Authors: Long Zhou, Jiajun Zhang, Chengqing Zong, Heng Yu

IJCAI 2019 | Conference PDF | Archive PDF | Plain Text | LLM Run Details

Reproducibility Variable Result LLM Response
Research Type Experimental Experiments on neural machine translation (En De, Ch En, and En Ro) and text summarization tasks show that the proposed model significantly speeds up decoding while improving the generation quality compared to the autoregressive Transformer. We extensively evaluate the proposed model on typical sequence generation tasks, namely neural machine translation and text summarization.
Researcher Affiliation Collaboration Long Zhou1,2 , Jiajun Zhang1,2 , Chengqing Zong1,2,3 and Heng Yu4 1University of Chinese Academy of Sciences, Beijing, China 2National Laboratory of Pattern Recognition, CASIA, Beijing, China 3CAS Center for Excellence in Brain Science and Intelligence Technology, Shanghai, China 4Machine Intelligence Technology Lab, Alibaba Group
Pseudocode No The paper does not contain any pseudocode or algorithm blocks.
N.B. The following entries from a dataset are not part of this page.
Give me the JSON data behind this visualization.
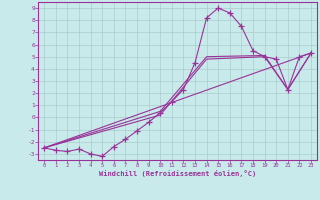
{
  "xlabel": "Windchill (Refroidissement éolien,°C)",
  "bg_color": "#c8eaea",
  "line_color": "#993399",
  "grid_color": "#aacccc",
  "xlim": [
    -0.5,
    23.5
  ],
  "ylim": [
    -3.5,
    9.5
  ],
  "xticks": [
    0,
    1,
    2,
    3,
    4,
    5,
    6,
    7,
    8,
    9,
    10,
    11,
    12,
    13,
    14,
    15,
    16,
    17,
    18,
    19,
    20,
    21,
    22,
    23
  ],
  "yticks": [
    -3,
    -2,
    -1,
    0,
    1,
    2,
    3,
    4,
    5,
    6,
    7,
    8,
    9
  ],
  "main_series": {
    "x": [
      0,
      1,
      2,
      3,
      4,
      5,
      6,
      7,
      8,
      9,
      10,
      11,
      12,
      13,
      14,
      15,
      16,
      17,
      18,
      19,
      20,
      21,
      22,
      23
    ],
    "y": [
      -2.5,
      -2.7,
      -2.8,
      -2.6,
      -3.0,
      -3.2,
      -2.4,
      -1.8,
      -1.1,
      -0.4,
      0.4,
      1.3,
      2.3,
      4.5,
      8.2,
      9.0,
      8.6,
      7.5,
      5.5,
      5.0,
      4.8,
      2.3,
      5.0,
      5.3
    ]
  },
  "trend_lines": [
    {
      "x": [
        0,
        23
      ],
      "y": [
        -2.5,
        5.3
      ]
    },
    {
      "x": [
        0,
        10,
        14,
        19,
        21,
        23
      ],
      "y": [
        -2.5,
        0.2,
        4.8,
        5.0,
        2.3,
        5.3
      ]
    },
    {
      "x": [
        0,
        10,
        14,
        19,
        21,
        23
      ],
      "y": [
        -2.5,
        0.5,
        5.0,
        5.1,
        2.3,
        5.3
      ]
    }
  ]
}
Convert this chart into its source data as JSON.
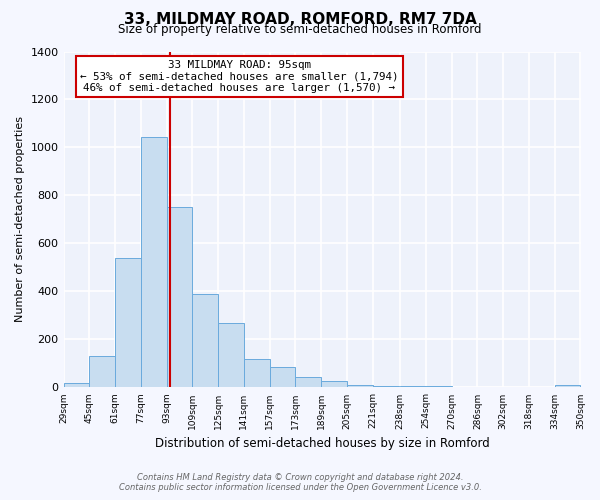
{
  "title": "33, MILDMAY ROAD, ROMFORD, RM7 7DA",
  "subtitle": "Size of property relative to semi-detached houses in Romford",
  "xlabel": "Distribution of semi-detached houses by size in Romford",
  "ylabel": "Number of semi-detached properties",
  "bar_color": "#c8ddf0",
  "bar_edge_color": "#6aaadd",
  "plot_bg_color": "#eef2fb",
  "fig_bg_color": "#f5f7ff",
  "grid_color": "#ffffff",
  "bin_edges": [
    29,
    45,
    61,
    77,
    93,
    109,
    125,
    141,
    157,
    173,
    189,
    205,
    221,
    238,
    254,
    270,
    286,
    302,
    318,
    334,
    350
  ],
  "bin_labels": [
    "29sqm",
    "45sqm",
    "61sqm",
    "77sqm",
    "93sqm",
    "109sqm",
    "125sqm",
    "141sqm",
    "157sqm",
    "173sqm",
    "189sqm",
    "205sqm",
    "221sqm",
    "238sqm",
    "254sqm",
    "270sqm",
    "286sqm",
    "302sqm",
    "318sqm",
    "334sqm",
    "350sqm"
  ],
  "counts": [
    20,
    130,
    540,
    1045,
    750,
    390,
    270,
    120,
    85,
    42,
    28,
    10,
    7,
    5,
    7,
    0,
    0,
    0,
    0,
    10
  ],
  "property_size": 95,
  "vline_color": "#cc0000",
  "annotation_line1": "33 MILDMAY ROAD: 95sqm",
  "annotation_line2": "← 53% of semi-detached houses are smaller (1,794)",
  "annotation_line3": "46% of semi-detached houses are larger (1,570) →",
  "annotation_box_edge_color": "#cc0000",
  "ylim": [
    0,
    1400
  ],
  "yticks": [
    0,
    200,
    400,
    600,
    800,
    1000,
    1200,
    1400
  ],
  "footer_line1": "Contains HM Land Registry data © Crown copyright and database right 2024.",
  "footer_line2": "Contains public sector information licensed under the Open Government Licence v3.0."
}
Open Source Code No The paper does not provide an explicit statement or link for the open-source code of their methodology. It mentions using the tensor2tensor toolkit, which is a third-party tool.
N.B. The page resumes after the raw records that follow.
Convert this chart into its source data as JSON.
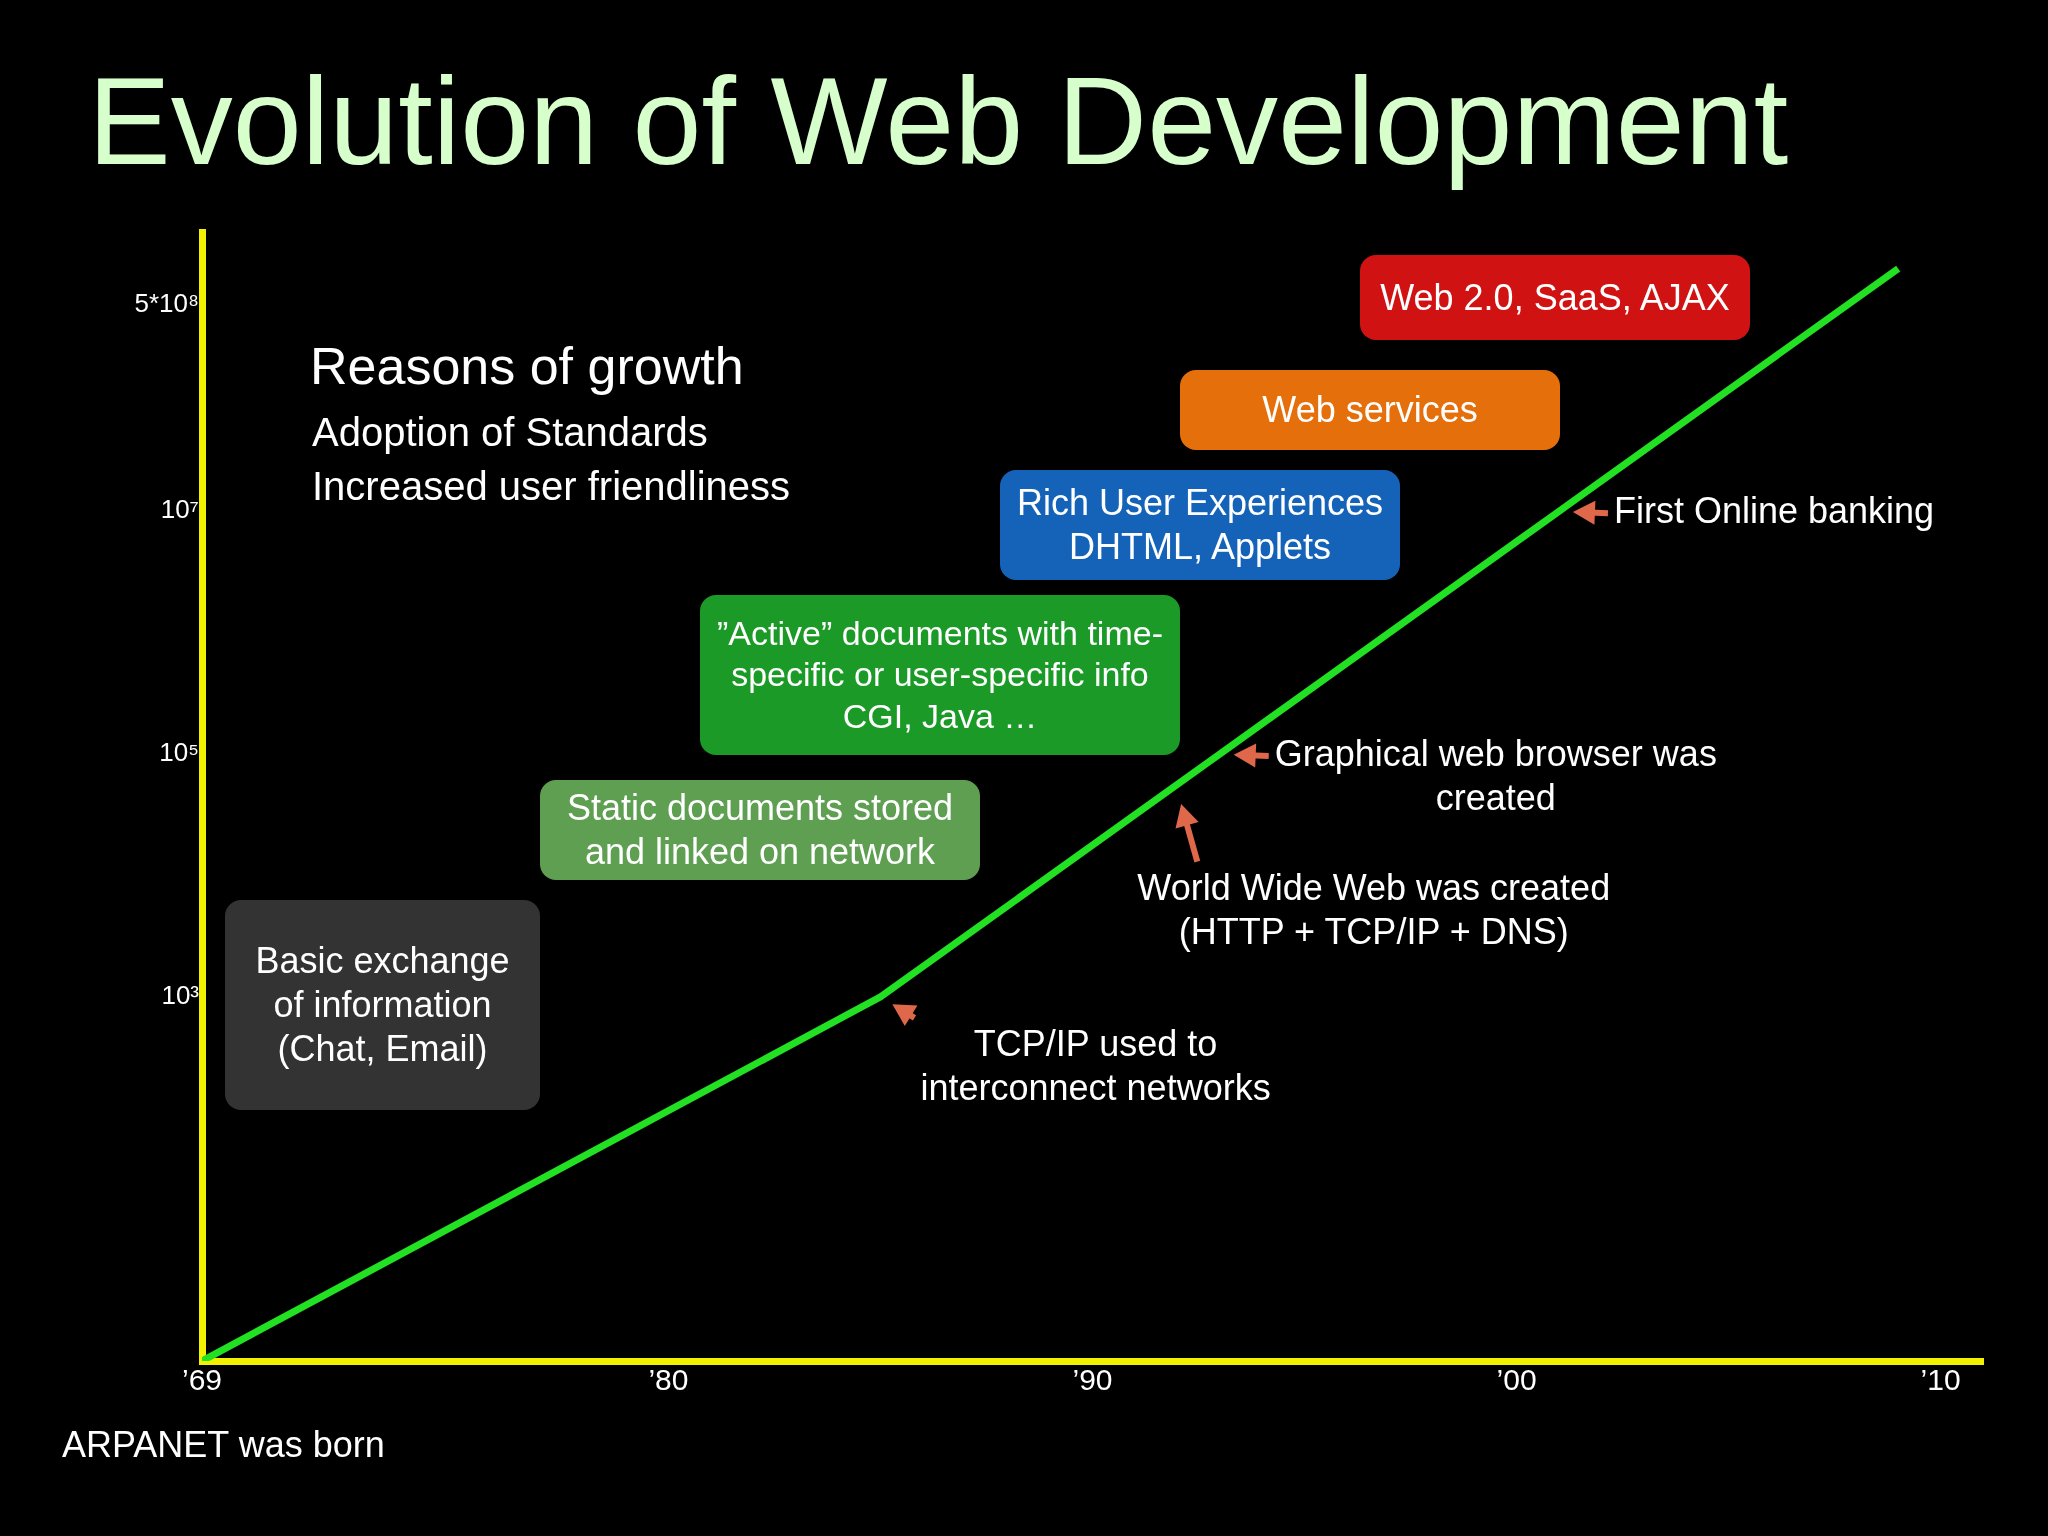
{
  "chart_data": {
    "type": "line",
    "title": "Evolution of Web Development",
    "x": [
      1969,
      1985,
      1993,
      2001,
      2009
    ],
    "series": [
      {
        "color": "#22e022",
        "values": [
          1,
          1000,
          100000,
          10000000,
          1000000000
        ]
      }
    ],
    "xlim": [
      1969,
      2011
    ],
    "xticks": [
      {
        "value": 1969,
        "label": "’69"
      },
      {
        "value": 1980,
        "label": "’80"
      },
      {
        "value": 1990,
        "label": "’90"
      },
      {
        "value": 2000,
        "label": "’00"
      },
      {
        "value": 2010,
        "label": "’10"
      }
    ],
    "ylim": [
      1,
      2000000000
    ],
    "log": true,
    "yticks": [
      {
        "value": 1000,
        "label": "10³"
      },
      {
        "value": 100000,
        "label": "10⁵"
      },
      {
        "value": 10000000,
        "label": "10⁷"
      },
      {
        "value": 500000000,
        "label": "5*10⁸"
      }
    ],
    "grid": false,
    "legend": false,
    "marker": "none",
    "annotations": [
      {
        "text": "ARPANET was born",
        "x": 1969,
        "y": 1
      },
      {
        "text": "TCP/IP used to\ninterconnect networks",
        "x": 1985,
        "y": 1000
      },
      {
        "text": "World Wide Web was created\n(HTTP + TCP/IP + DNS)",
        "x": 1992,
        "y": 50000
      },
      {
        "text": "Graphical web browser was\ncreated",
        "x": 1993,
        "y": 100000
      },
      {
        "text": "First Online banking",
        "x": 2001,
        "y": 10000000
      },
      "Reasons of growth",
      "Adoption of Standards",
      "Increased user friendliness",
      "Basic exchange\nof information\n(Chat, Email)",
      "Static documents stored\nand linked on network",
      "”Active” documents with time-\nspecific or user-specific info\nCGI, Java …",
      "Rich User Experiences\nDHTML, Applets",
      "Web services",
      "Web 2.0, SaaS, AJAX"
    ]
  }
}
Open Datasets Yes We verify our model on three translation datasets of different sizes: WMT14 English-German (En De), NIST Chinese English (Ch En), WMT16 English-Romanian (En Ro), whose training sets consist of 4.5M, 2.0M, 0.6M sentence pairs, respectively. We conduct text summarization experiments on English Gigaword dataset. The parallel corpus is produced by pairing the first sentence and the headline in the news article with some heuristic rules. The extracted corpus contains about 3.8M sentence-summary pairs for the training set and 189K examples for the development set. URLs provided: http://www.statmt.org/wmt14/translation-task.html, http://www.statmt.org/wmt16/translation-task.html, https://github.com/harvardnlp/sent-summary
Dataset Splits Yes For En De, we use newstest2013 as the validation set and newstest2014 as the test set. For Ch En, we utilize BPE to encode Chinese and English respectively, and limit the source and target vocabularies to the most frequent 30K tokens. We use NIST 2006 as the validation set, NIST 2003-2005 as our test sets. For En Ro, we use newsdev2016 and newstest-2016 as development and test sets. The extracted corpus contains about 3.8M sentence-summary pairs for the training set and 189K examples for the development set.
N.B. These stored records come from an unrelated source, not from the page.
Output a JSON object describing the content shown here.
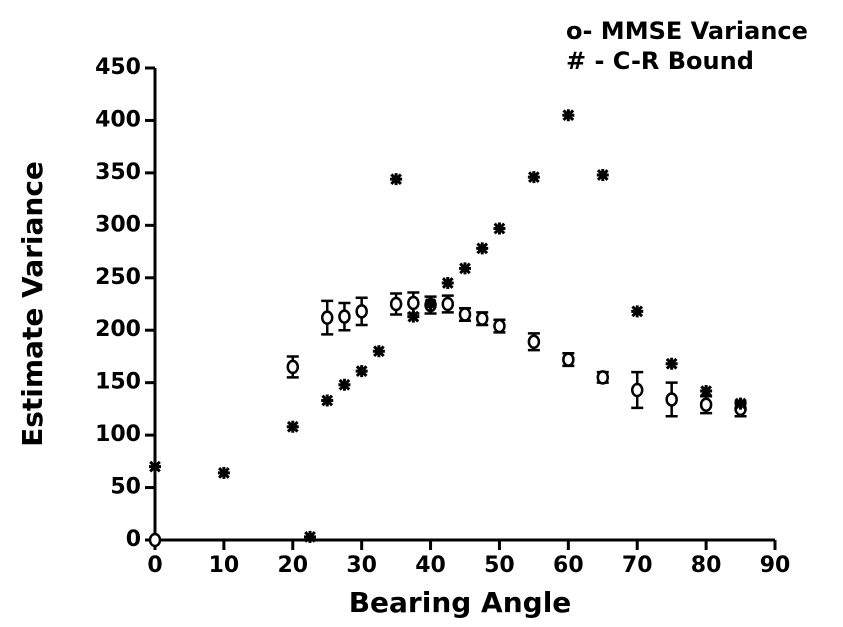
{
  "chart_data": {
    "type": "scatter",
    "x_label": "Bearing Angle",
    "y_label": "Estimate Variance",
    "xlim": [
      0,
      90
    ],
    "ylim": [
      0,
      450
    ],
    "xticks": [
      0,
      10,
      20,
      30,
      40,
      50,
      60,
      70,
      80,
      90
    ],
    "yticks": [
      0,
      50,
      100,
      150,
      200,
      250,
      300,
      350,
      400,
      450
    ],
    "series": [
      {
        "name": "o- MMSE Variance",
        "color": "#000000",
        "marker": "circle",
        "x": [
          0,
          20,
          25,
          27.5,
          30,
          35,
          37.5,
          40,
          42.5,
          45,
          47.5,
          50,
          55,
          60,
          65,
          70,
          75,
          80,
          85
        ],
        "values": [
          0,
          165,
          212,
          213,
          218,
          225,
          226,
          224,
          225,
          215,
          211,
          204,
          189,
          172,
          155,
          143,
          134,
          129,
          125
        ],
        "errors": [
          null,
          10,
          16,
          13,
          13,
          10,
          10,
          8,
          8,
          6,
          6,
          6,
          8,
          6,
          5,
          17,
          16,
          8,
          7
        ]
      },
      {
        "name": "# - C-R Bound",
        "color": "#000000",
        "marker": "star",
        "x": [
          0,
          10,
          20,
          22.5,
          25,
          27.5,
          30,
          32.5,
          35,
          37.5,
          40,
          42.5,
          45,
          47.5,
          50,
          55,
          60,
          65,
          70,
          75,
          80,
          85
        ],
        "values": [
          70,
          64,
          108,
          3,
          133,
          148,
          161,
          180,
          344,
          213,
          225,
          245,
          259,
          278,
          297,
          346,
          405,
          348,
          218,
          168,
          142,
          130
        ]
      }
    ]
  }
}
Hardware Specification No We use three GPUs to train En De and one GPU for the other two language pairs. This statement is too general and does not specify particular GPU models or other hardware components.
Software Dependencies No We implement the proposed model based on the tensor2tensor toolkit. The paper mentions a software toolkit but does not provide specific version numbers for it or any other libraries.
Experiment Setup Yes For our bidirectional Transformer model, we employ the Adam optimizer with β1=0.9, β2=0.998, and ϵ=10^-9. We use the same warmup and decay strategy for learning rate as Vaswani et al. [2017] , with 16,000 warmup steps. During training, we employ label smoothing of value ϵls=0.1. For evaluation, we use beam search with a beam size of k=4 and length penalty α=0.6. Besides, we use 6 encoder and decoder layers, 512 hidden size, 8 attention-heads, 2048 feed-forward inner-layer dimensions.